Lo fascinante no puede abordarse más que de forma involuntaria y avergonzada, y busca desprenderse de su propio poder. En el deseo, a medida que el alma se fascina, el sexo se petrifica. Uno intenta desligarse de lo que le obsesiona, el otro intenta liberarse de lo que le obstruye y le constriñe. Durante el sueño, el sexo erecto durante cada alucinación onírica tiene una doble función: al revelarse alzado en medio del cuerpo, señala el sueño al tiempo que da testimonio del deseo que es el sello distintivo del sueño. El enigma está in futuro. Se lanza, tantea el futuro. Sin sueños, en los animales, en los pájaros, no hay futuro. El deseo es un pedacito de phutur dentro de la phusis que pertenece al sueño. El deseo diurno muestra algo distinto de lo que muestra a los ojos del durmiente, pero nunca significa lo que en él parece visible. Se dirige a sí mismo solo como un indicio, como una semblanza, como un fantasma. Como una especie de flor o de ángel o de camino de semillas. Nunca como un fruto. Es lo real sin lo real porque es lo real lo que sueña. Es tal vez el solo signo único. En cualquier caso, es el único signo que sigue siendo señal. Una señalización sin edad. Siempre anterior a la edad del sujeto porque es siempre anterior a la edad de su cuerpo. Por eso decimos: el sueño no conoce el tiempo. Siempre anterior a su concepción. Semen seminum. El en otro tiempo nunca designa la causa, la simiente de las simientes, indica, antes de la simiente, la tumefacción, la tumescencia, el agua original que remonta, que se eleva, que fluye, que se mueve, que se conmueve antes del borbotón incoercible o de la acometida por fin testimonio de la realidad.

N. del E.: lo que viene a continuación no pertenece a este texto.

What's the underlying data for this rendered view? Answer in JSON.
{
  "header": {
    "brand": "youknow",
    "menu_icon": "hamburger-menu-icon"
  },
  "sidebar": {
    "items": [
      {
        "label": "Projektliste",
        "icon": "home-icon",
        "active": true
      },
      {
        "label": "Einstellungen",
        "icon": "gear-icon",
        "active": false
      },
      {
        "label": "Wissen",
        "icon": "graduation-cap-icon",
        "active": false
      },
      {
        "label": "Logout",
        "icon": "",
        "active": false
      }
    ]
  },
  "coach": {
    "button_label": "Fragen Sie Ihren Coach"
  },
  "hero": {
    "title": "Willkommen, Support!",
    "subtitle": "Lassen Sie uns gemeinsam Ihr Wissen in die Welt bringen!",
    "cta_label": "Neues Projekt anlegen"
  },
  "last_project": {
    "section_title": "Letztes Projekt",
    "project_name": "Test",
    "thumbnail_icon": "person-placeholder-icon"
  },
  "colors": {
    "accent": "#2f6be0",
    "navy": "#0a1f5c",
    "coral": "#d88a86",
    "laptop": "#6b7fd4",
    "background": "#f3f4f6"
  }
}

El deseo es ese vacío que se abre, ese chaos, esa extensión de voracidad vacía que se clava en el fondo de la garganta, esa página en blanco que se extiende ante los ojos del que piensa.


Ese en otro tiempo monstruoso, ese en otro tiempo que se rebela y revela ese pasado, antecedente, sexual, ancestral, se refleja maravillosamente en los tres libros de los Ensayos de Michel Eyquem de Montaigne: «¿Qué monstruo es esta gota de simiente, de la que somos producto, que porta en sí misma las impresiones, no solo de la forma corporal, sino también de los pensamientos e inclinaciones de nuestros padres?»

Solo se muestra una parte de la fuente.